The foundation of my research centers around neonatal tolerance to organ specific antigens and microbiota. It has been shown that there is a neonatal window of opportunity in which the immune system can develop tolerance to microflora as well as self-antigens. The mechanism by which this occurs is still unclear, however efficient deletion of highly reactive T cells specific for self-antigens and microflora are thought to occur, leaving a healthy immune homeostasis between low affinity self-reactive T cells and regulatory T cells. We have shown that when bone marrow derived antigen presenting cells (APCs) ectopically express a beta cells specific antigen (insulin), there are increased selection pressures on these insulin specific T cells resulting in increased negative selection and increased Regulatory T cell (Treg) development. Importantly mice that ectopically exposed to insulin antigens are protected from developing T1D using Non-Obese diabetic, spontaneous T1D mouse model.
A second aspect of my research is focused on how early microflora exposure impacts thymocyte development of microflora specific T cells. Commensal bacteria are integral for immune homeostasis, however the impact of specific bacterium on T cell selection is underappreciated. We are investigating the role of specific microflora on the migration of gut antigen presenting cells (APCs) to the thymus and the cross talk that occurs between these gut derived APCs and thymocytes development. Of particular interest is how the timing of microflora exposure impacts the T cell repertoire, including gut residing regulatory T cells and subsequent gut homeostasis early compared to later exposure.

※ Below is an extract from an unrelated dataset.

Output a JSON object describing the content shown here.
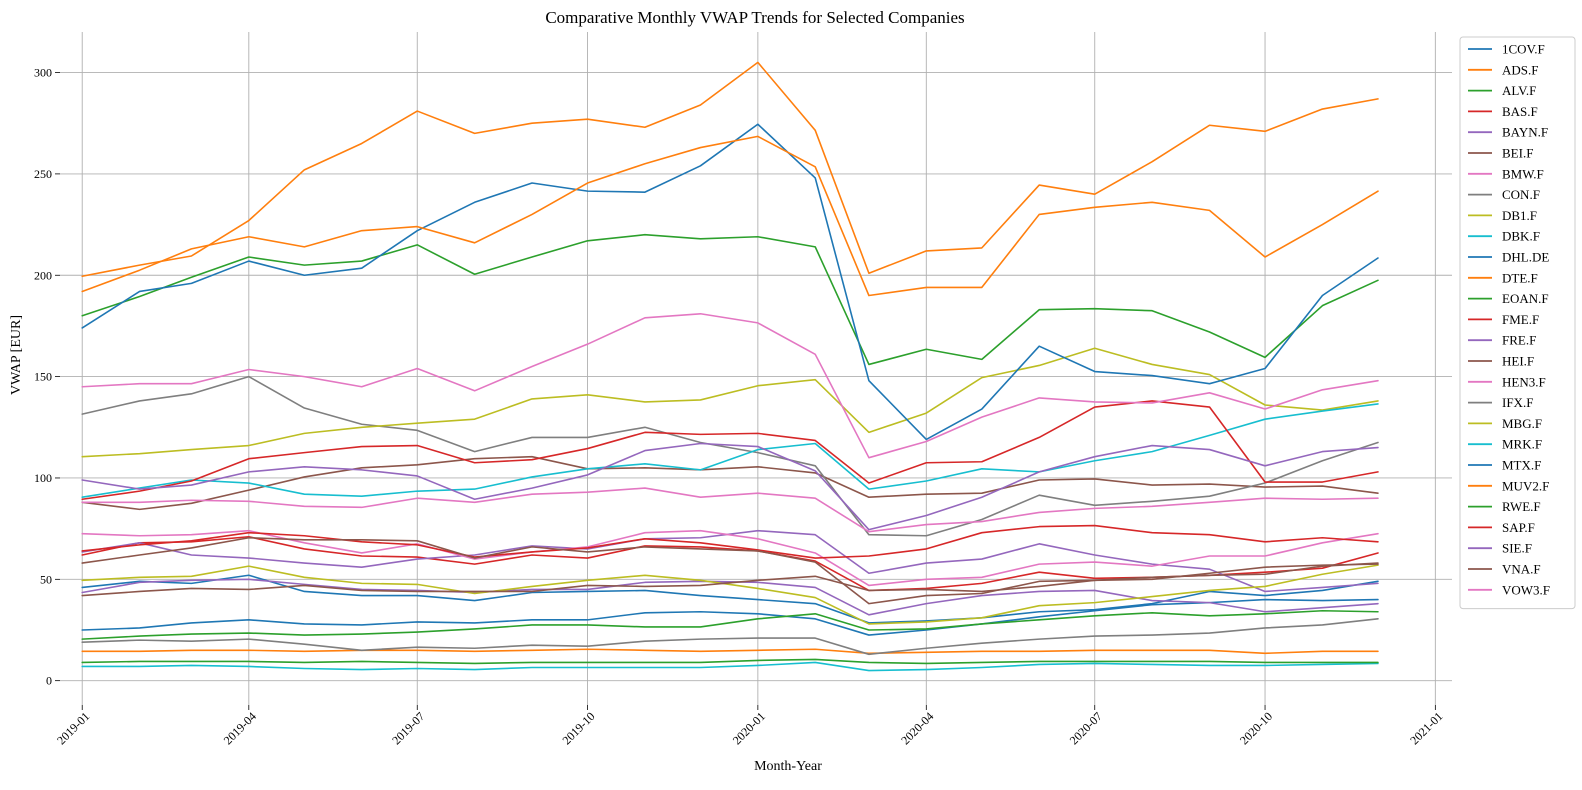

The last area of my research is focused on how to better achieve long lasting and functional CAR T cells. The TCR/CD3 complex allows for extracellular stimuli to fine tune intracellular signaling that allows for differential T cell responses that include survival, proliferation, activation, effector functions and death. Integral to the intracellular transduction of the TCR/CD3 complex and CARs are the Immunoreceptor Tyrosine-based Activation Motifs (ITAM) in the recruitment and activation of adaptor molecules to carry forward and amplify the transduction signal. The aim of this project is to better understand the functionality of the CD3 zeta chains found in CARs by manipulation of the ITAM sequences and the consequences that these mutations may have on functionality and persistence of CD8+ CAR T cells in a CD19+ Tumor mouse model.